Or: Why buildings with voids in the middle are bad design choices.
Apple’s plan for a new campus in Cupertino has received a lot of attention in the media and architecture world, most of it awestruck and full of praise, reproducing the same glittering images of a new iconic building. The project is not only seen as a major contribution to a sustainable and green workplace, but also has the objectives of “promoting shared creativity and collaboration” and “creating a distinctive and inspiring 21st Century workplace”, as quoted by Dezeen.
Steve Jobs himself, in a presentation to the Cupertino City Council Meeting, called it a “pretty amazing building, like a spaceship landed”, “pretty cool” and “human scale” due to its low rise character of four storeys only.
But how human scale is a building with a diameter of 500 metres, larger than the pentagon (that houses more than twice the numbers of staff)? How human scale is it, when the way to the provided staff restaurant could be as far as 800 metres, if your desk is at the wrong end?
Certainly, uniting all staff under one roof is probably going to ease collaboration and may allow a sense of community to flourish. Maybe staff will even appreciate occupying an iconic building.
Still, buildings with big voids in the middle are wasting a great opportunity, i.e. the opportunity of creating a centre within the building, a hub for staff to get together. What people at Apple are soon going to realise once the project is built, everyone has moved in and developed their everyday routines, is that distance will rule in the building.
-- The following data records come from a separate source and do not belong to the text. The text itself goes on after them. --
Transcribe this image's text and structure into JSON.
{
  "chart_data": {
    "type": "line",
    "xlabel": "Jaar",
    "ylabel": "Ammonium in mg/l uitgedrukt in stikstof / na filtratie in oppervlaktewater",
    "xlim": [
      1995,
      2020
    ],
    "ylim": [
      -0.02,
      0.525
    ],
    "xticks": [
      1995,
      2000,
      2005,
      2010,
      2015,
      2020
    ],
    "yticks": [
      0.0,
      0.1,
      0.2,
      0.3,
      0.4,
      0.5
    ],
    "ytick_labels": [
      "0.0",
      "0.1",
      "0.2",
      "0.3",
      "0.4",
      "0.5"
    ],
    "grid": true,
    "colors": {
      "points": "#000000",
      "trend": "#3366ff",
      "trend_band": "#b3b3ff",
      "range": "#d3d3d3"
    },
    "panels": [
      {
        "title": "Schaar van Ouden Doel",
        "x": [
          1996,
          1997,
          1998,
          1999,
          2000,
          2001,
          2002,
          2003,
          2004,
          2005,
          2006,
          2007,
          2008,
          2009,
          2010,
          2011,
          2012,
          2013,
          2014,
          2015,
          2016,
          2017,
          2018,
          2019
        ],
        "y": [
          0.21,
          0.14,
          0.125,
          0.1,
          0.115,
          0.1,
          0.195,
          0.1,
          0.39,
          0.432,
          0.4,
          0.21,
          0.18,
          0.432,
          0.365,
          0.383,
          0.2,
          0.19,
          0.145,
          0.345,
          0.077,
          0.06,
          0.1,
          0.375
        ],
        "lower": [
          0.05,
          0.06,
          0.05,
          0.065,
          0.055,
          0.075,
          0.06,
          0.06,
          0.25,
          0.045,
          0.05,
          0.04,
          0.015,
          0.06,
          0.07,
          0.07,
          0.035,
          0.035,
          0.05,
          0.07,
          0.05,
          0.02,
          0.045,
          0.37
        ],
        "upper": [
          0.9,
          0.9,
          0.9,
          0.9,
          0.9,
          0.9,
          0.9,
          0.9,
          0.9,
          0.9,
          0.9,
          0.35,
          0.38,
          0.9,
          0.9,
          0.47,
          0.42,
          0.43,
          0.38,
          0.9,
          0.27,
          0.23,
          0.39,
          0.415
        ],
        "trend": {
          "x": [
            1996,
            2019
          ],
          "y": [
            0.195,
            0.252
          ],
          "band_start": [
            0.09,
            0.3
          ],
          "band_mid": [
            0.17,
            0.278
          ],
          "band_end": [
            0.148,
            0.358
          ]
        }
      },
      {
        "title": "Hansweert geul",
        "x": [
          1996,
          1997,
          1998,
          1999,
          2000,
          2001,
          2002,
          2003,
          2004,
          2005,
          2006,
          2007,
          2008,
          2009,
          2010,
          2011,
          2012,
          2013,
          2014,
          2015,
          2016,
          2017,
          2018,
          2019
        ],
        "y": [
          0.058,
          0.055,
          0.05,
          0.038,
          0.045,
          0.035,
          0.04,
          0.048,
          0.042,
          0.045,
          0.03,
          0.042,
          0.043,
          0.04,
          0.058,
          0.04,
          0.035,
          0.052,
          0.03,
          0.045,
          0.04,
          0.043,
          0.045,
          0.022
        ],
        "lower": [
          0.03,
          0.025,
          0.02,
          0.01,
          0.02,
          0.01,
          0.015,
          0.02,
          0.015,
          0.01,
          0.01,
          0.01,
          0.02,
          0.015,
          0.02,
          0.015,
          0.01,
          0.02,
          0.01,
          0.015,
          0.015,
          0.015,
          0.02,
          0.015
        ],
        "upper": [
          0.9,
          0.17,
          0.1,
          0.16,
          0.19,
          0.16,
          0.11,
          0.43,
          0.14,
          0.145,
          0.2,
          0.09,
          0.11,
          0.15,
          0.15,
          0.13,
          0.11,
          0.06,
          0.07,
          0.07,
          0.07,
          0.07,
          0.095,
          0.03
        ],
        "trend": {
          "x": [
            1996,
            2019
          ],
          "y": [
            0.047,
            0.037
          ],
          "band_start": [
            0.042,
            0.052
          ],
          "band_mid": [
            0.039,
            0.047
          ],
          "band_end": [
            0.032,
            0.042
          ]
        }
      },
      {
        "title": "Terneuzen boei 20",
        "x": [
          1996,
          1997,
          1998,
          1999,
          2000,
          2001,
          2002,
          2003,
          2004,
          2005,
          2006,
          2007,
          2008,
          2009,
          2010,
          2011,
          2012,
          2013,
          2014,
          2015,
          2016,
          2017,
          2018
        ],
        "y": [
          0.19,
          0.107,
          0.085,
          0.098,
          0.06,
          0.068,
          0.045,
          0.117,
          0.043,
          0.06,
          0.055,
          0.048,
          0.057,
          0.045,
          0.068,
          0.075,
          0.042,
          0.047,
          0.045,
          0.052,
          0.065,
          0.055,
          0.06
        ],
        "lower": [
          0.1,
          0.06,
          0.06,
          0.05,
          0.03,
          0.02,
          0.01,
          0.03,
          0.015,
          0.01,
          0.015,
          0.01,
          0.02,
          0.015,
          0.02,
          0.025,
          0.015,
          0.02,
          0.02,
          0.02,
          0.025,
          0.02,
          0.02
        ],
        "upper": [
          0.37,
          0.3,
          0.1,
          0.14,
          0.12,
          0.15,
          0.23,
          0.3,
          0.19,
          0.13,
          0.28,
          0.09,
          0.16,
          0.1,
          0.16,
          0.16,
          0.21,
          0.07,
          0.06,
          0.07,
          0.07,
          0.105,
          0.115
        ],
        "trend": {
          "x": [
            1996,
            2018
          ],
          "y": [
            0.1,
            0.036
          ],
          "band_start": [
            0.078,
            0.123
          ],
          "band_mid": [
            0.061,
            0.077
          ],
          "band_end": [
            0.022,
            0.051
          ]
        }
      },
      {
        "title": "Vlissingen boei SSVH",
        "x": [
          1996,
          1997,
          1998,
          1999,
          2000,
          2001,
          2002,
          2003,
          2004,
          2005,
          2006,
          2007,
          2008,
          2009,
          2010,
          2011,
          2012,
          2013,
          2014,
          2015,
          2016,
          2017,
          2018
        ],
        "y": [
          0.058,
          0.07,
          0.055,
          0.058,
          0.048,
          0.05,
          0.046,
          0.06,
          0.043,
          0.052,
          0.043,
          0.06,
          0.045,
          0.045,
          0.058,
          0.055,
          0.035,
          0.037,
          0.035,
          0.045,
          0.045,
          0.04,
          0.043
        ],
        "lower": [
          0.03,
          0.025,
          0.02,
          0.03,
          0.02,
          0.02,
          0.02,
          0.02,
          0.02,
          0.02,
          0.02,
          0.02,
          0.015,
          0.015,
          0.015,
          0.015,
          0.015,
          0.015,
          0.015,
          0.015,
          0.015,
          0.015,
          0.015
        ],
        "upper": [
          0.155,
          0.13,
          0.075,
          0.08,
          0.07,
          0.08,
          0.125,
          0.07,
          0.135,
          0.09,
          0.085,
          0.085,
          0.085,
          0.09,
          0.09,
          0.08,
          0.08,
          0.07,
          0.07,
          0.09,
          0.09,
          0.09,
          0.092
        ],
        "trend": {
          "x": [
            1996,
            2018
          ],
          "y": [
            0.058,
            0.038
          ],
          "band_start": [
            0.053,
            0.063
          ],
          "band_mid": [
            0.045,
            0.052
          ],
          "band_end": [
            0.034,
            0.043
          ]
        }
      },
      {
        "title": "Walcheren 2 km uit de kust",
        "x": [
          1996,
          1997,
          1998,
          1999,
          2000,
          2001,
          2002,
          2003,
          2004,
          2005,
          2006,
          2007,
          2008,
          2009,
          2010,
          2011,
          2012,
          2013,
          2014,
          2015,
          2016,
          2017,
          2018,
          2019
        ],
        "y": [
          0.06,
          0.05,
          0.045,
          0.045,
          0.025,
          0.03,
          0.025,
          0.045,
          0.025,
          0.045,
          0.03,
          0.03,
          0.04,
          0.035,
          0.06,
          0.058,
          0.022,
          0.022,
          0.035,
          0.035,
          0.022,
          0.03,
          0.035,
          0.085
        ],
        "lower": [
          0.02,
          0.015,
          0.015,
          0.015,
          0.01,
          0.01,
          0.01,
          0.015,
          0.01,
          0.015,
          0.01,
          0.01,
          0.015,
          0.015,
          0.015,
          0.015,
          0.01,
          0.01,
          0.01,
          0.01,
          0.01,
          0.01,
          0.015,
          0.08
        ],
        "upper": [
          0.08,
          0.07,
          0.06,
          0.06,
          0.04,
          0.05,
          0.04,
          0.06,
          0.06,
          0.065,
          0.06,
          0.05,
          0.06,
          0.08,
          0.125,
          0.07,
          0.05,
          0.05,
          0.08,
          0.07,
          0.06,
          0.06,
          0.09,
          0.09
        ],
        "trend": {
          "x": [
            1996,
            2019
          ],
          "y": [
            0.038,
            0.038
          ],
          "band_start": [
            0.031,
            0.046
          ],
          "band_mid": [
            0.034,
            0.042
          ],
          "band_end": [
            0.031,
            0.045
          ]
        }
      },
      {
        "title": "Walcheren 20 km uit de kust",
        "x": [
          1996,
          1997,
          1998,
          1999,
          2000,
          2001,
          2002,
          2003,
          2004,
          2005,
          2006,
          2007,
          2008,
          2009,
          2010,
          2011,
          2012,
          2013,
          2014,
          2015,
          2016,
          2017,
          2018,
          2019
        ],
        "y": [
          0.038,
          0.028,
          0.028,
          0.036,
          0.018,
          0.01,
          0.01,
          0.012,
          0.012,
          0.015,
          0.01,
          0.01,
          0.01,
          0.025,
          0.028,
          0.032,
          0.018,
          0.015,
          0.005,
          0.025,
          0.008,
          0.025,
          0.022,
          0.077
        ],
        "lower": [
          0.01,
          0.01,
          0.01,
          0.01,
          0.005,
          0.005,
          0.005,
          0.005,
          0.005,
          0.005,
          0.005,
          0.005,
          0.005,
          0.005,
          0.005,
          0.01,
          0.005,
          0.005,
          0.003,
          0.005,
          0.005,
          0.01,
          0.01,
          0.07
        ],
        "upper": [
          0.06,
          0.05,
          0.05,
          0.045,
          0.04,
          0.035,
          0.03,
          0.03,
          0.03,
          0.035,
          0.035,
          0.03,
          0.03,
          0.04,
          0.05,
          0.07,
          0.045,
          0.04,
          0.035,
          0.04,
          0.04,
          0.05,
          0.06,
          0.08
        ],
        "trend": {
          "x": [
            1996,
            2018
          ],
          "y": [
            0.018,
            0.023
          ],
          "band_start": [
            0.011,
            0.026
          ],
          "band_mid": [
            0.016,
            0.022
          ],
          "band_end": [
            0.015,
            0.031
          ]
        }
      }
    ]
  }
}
So why would distance matter that much? Research by Tom Allen from MIT in the 1960’s and 70’s has shown that the likelihood of frequent communication drops significantly when colleagues are seated more than 20 metres apart. This relationship between decreasing interaction with increasing distance has been confirmed in more recent studies (see my PhD on the Space-Organisation-Relationship). This is still valid in a time of electronically mediated communication, because we tend to email the same people frequently that we interact with intensively face-to-face.
Apart from the sheer scale of the building, two main design decisions create higher levels of distance than necessary. Firstly, the circular shape with a void in the centre, and secondly the design of a double circulation route on the outsides of the ring.
A long stretched design maximises distances between people, while a more compact built form allows for proximity and integration (as for instance, argued by Ermal Shpuza in his Phd). What is more, a void in the middle is the worst design choice to be made, since it means there is nothing, where there should be the heart of the building. Again, this creates depth instead of closeness, as Bill Hillier has shown in his book ‘Space is the Machine‘ (see page 235ff for the discussion of inaccessible blocks or voids in the centre of a configuration).
A quick visibility analysis of Apple’s new building using Space Syntax methodology confirms that this is going to be a building without a strong centre. As in a heat diagram, the analysis shows areas of integration in red and areas of segregation in blue. It is obvious from the image that there is no strong attractor and no centre in the building. The staff restaurant in the top right corner is the least integrated space, because the serving areas cut it off from the adjacent spaces. What is more, doubling up the main circulation into an inner ring and outer ring again creates depth and pulls people apart instead of bringing people together.
In summary, I doubt that this building will foster shared creativity and collaboration. Of course this can only be seen once the building is in use. Still, function and the likely impact of configuration on the emergence of social life seems to have been sacrificed for the wish to create an icon. Hopefully, it will at least look good from space.